01 June 2004

Concerns rise over chemicals as targets

from Boston.com

WASHINGTON -- Homeland Security watchdogs call them "prepositioned weapons of mass destruction" for terrorists: huge tanks of concentrated deadly gases that the chemical industry stores near densely populated areas and that railroads bring through cities en route to somewhere else. The United States harbors more than 100 chemical facilities where an accident would put more than a million people at risk, according to documents filed with the Environmental Protection Agency.
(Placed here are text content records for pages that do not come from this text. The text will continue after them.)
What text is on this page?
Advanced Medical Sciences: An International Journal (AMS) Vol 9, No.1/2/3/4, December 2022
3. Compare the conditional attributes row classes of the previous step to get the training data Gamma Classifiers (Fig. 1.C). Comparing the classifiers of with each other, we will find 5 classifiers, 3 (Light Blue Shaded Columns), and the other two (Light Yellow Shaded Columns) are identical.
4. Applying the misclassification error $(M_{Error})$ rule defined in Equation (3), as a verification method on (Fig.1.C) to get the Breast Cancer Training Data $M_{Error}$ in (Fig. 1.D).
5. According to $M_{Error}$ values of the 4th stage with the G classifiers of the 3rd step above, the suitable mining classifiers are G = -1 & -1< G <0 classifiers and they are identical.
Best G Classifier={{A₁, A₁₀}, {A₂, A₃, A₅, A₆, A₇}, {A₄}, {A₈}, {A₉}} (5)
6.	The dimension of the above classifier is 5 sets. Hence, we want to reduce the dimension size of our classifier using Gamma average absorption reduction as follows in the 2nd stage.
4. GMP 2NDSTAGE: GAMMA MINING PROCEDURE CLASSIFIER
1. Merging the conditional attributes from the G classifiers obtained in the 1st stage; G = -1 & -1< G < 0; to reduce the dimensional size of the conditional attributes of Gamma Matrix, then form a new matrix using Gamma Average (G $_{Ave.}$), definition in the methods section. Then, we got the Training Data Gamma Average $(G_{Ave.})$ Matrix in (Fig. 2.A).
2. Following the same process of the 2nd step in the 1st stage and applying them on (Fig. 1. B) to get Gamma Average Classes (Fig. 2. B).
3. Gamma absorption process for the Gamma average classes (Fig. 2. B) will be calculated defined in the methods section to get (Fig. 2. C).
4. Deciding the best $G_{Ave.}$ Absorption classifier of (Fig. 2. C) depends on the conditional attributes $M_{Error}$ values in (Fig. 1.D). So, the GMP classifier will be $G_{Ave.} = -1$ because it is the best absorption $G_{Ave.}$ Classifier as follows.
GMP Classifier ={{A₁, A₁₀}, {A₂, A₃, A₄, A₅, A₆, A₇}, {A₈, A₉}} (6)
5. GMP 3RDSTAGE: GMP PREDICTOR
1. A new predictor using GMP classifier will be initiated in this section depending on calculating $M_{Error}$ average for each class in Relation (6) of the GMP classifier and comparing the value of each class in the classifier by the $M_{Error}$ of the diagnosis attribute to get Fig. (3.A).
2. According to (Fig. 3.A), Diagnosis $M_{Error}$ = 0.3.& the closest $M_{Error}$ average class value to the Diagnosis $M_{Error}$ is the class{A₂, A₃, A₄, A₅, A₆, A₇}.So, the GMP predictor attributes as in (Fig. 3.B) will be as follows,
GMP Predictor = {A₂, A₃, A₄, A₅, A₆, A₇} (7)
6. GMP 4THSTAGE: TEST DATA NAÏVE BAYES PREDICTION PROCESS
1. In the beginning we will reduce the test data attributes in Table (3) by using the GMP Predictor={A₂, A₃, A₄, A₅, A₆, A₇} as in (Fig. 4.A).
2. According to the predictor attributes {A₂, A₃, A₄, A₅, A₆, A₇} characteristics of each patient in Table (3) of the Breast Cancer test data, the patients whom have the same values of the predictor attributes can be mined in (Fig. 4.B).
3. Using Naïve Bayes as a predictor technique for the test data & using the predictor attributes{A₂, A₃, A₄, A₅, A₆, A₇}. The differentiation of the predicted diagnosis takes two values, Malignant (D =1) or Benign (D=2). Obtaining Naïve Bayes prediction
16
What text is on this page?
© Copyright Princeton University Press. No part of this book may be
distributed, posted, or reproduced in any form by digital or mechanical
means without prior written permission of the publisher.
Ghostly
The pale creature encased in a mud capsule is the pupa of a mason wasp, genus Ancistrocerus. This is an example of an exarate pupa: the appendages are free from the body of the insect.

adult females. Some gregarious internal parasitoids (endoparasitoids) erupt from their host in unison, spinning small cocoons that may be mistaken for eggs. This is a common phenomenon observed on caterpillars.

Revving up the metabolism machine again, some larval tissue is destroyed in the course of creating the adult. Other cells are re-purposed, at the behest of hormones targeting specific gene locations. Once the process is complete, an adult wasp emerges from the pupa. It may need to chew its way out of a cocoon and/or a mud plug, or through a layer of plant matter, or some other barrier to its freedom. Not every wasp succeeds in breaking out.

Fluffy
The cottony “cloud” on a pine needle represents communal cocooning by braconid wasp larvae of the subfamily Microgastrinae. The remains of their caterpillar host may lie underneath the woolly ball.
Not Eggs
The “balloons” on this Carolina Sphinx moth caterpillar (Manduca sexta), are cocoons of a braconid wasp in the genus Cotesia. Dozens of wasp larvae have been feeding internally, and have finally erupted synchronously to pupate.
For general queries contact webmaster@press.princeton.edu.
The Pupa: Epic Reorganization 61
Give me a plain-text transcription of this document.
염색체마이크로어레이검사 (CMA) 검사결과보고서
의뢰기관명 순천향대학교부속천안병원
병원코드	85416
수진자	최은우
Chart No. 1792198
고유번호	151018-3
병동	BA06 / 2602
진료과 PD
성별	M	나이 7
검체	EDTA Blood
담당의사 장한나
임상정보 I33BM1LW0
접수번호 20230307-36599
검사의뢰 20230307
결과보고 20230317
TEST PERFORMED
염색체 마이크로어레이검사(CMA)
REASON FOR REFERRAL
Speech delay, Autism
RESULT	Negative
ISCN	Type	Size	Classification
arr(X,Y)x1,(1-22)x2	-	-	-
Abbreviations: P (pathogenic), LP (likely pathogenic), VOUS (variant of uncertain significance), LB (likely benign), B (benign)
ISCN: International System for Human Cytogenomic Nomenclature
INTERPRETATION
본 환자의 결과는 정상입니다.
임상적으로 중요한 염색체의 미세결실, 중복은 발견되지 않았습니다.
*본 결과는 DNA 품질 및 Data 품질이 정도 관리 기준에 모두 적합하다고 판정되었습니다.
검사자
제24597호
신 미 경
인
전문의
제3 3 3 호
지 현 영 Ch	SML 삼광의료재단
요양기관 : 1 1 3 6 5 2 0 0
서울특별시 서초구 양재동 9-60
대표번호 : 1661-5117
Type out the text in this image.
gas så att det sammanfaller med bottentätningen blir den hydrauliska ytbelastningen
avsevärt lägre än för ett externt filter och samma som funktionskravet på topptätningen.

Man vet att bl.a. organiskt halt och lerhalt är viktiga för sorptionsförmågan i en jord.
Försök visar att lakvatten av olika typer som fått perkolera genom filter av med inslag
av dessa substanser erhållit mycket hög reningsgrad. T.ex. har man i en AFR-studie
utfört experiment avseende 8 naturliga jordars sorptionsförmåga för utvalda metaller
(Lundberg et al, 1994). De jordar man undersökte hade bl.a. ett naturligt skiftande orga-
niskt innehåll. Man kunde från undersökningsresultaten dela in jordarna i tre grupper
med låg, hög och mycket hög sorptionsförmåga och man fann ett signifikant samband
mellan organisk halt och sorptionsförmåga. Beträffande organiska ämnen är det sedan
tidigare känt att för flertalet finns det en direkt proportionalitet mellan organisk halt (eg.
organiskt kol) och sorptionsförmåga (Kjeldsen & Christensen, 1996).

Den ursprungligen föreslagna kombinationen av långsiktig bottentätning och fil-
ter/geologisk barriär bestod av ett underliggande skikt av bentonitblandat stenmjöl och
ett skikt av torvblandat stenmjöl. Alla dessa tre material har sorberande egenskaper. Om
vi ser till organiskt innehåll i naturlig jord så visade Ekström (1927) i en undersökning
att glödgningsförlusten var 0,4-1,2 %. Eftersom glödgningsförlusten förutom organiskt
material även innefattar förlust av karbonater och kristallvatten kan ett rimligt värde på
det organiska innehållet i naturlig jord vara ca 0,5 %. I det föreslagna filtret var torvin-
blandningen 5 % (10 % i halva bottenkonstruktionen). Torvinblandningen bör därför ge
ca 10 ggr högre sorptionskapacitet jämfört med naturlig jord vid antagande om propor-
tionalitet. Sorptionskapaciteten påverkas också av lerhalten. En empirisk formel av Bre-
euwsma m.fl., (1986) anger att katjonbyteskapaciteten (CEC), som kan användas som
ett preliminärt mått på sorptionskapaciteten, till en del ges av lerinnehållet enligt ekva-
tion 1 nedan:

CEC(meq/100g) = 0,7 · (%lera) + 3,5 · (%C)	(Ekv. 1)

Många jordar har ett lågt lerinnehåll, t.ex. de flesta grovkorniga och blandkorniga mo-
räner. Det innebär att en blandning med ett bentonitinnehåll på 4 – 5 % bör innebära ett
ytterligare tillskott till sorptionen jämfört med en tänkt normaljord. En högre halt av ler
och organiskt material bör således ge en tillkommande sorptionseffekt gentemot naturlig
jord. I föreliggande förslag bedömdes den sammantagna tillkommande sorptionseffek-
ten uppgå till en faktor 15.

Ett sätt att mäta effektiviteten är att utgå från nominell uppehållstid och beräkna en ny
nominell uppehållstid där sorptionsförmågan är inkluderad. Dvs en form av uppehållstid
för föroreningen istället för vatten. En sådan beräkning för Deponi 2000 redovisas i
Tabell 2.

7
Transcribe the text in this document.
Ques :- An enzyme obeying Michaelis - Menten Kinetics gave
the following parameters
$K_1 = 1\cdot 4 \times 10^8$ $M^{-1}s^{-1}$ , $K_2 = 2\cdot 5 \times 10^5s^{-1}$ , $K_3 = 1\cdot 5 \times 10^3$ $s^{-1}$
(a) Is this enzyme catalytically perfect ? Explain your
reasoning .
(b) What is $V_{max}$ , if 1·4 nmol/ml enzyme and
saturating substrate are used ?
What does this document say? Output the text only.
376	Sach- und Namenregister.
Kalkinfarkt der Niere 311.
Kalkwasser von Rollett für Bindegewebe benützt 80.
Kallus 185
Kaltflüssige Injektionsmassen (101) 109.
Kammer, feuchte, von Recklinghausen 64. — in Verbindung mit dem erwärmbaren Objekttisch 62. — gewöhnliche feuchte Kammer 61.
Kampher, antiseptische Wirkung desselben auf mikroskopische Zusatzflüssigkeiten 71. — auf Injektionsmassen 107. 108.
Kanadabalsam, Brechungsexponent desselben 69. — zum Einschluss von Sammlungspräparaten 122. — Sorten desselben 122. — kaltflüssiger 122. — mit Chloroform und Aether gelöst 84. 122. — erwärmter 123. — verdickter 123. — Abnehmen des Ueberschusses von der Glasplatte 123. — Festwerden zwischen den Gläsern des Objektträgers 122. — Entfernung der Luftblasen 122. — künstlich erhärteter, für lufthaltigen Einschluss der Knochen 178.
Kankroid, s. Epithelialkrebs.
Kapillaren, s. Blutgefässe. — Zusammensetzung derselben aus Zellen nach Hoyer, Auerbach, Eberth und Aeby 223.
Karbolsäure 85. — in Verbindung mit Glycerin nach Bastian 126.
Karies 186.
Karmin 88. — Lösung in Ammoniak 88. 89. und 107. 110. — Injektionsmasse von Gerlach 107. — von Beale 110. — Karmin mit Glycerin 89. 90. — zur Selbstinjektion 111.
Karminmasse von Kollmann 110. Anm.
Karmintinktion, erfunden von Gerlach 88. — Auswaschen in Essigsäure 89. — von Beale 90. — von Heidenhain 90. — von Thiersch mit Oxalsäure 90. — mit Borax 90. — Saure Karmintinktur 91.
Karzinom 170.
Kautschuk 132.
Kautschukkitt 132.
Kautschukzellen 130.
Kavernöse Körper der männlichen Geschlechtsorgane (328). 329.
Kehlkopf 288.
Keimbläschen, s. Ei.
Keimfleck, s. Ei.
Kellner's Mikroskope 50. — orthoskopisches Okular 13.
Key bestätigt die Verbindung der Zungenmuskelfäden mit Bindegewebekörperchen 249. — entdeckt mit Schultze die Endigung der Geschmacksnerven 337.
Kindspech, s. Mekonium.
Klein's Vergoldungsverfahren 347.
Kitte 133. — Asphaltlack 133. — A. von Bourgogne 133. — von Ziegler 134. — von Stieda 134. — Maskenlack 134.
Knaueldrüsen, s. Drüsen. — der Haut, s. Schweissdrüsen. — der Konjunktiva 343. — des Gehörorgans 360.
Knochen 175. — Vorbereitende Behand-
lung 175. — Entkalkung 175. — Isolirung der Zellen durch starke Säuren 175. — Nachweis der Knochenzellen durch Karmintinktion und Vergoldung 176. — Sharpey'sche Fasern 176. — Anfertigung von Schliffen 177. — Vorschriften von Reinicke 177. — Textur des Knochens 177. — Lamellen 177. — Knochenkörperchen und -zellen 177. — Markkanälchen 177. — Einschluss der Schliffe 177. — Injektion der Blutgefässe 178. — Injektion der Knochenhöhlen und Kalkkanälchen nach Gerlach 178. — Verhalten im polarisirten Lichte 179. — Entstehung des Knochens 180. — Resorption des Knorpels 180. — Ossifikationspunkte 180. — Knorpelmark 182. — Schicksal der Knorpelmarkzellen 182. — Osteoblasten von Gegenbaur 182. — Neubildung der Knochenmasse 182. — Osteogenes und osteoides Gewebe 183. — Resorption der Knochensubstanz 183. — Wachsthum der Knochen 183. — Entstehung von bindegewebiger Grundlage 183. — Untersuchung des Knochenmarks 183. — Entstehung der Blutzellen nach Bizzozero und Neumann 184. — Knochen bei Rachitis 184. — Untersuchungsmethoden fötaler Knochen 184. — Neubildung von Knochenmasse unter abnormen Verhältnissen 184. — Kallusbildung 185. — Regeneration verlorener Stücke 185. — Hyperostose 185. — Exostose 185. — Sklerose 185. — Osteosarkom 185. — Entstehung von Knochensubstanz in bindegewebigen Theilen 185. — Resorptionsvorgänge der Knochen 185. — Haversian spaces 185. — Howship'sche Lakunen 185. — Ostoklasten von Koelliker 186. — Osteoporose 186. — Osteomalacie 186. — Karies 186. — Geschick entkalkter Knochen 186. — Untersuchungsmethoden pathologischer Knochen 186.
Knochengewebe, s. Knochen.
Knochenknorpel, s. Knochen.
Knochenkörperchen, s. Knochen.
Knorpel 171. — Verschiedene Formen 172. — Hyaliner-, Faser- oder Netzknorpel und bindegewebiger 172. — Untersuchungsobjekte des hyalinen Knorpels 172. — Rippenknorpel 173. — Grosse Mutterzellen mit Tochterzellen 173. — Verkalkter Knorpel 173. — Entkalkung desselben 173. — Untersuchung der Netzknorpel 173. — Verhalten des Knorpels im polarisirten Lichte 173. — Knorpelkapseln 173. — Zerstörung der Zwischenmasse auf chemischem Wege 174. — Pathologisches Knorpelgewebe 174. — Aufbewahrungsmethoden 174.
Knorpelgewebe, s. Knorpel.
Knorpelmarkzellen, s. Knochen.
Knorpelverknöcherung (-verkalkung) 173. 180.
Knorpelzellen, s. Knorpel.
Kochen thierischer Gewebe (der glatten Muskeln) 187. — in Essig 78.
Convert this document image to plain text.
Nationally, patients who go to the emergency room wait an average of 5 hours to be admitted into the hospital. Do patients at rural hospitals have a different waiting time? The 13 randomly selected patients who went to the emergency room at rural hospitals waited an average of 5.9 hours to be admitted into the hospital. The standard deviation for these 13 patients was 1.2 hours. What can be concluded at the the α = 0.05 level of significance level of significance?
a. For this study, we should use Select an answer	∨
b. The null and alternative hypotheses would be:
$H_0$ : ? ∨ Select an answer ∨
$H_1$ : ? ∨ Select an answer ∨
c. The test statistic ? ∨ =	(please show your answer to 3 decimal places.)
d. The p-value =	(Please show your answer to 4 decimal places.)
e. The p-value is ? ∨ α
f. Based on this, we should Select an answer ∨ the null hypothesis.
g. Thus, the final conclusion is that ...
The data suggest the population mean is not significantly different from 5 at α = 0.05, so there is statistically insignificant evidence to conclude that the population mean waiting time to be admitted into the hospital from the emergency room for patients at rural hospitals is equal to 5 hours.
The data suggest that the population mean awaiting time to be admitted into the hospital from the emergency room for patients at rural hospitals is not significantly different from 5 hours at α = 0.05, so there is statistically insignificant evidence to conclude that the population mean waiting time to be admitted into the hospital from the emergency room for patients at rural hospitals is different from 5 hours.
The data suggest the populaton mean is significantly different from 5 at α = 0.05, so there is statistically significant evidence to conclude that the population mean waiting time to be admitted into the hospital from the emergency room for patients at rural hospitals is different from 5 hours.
One is in Boston: A chemical distributor acknowledged in its filing that in a worst-case scenario if a tank holding 180,000 pounds of vinyl acetate -- a highly flammable liquid -- ruptured, it would send a 4.9-mile-long toxic cloud through the city. As federal security officials warn that Al Qaeda is poised to strike the United States again, the presence of these highly toxic chemicals in the midst of cities may be the most vulnerable point in the nation's defenses. But proposals to reduce that risk by requiring the use of alternative chemicals or rerouting hazardous tankers around a city have faltered. Fear of such an attack on a chemical facility prompted bipartisan momentum in Congress after the Sept. 11, 2001, attacks for requiring the chemical industry to switch to less dangerous processes where possible. Although many Republicans supported the measure initially, many changed their minds after intense industry lobbying, and the bill died on the Senate floor. Nearly three years later, the laws regulating chemical plants remain the same as before Sept. 11 -- a striking exception to an otherwise transformed security landscape. Similarly, support has emerged for new regulations on railroads that carry dangerous materials such as chlorine through urban areas. Rupturing a chlorine rail tanker would produce a 40-mile-long cloud of the same deadly gas used as a weapon in World War I. But a first-in-the-nation proposal by the District of Columbia City Council to reroute tankers carrying such hazardous cargo around the nation's capital has been stalled for months: The chemical and rail industries objected, with backing from the Bush administration.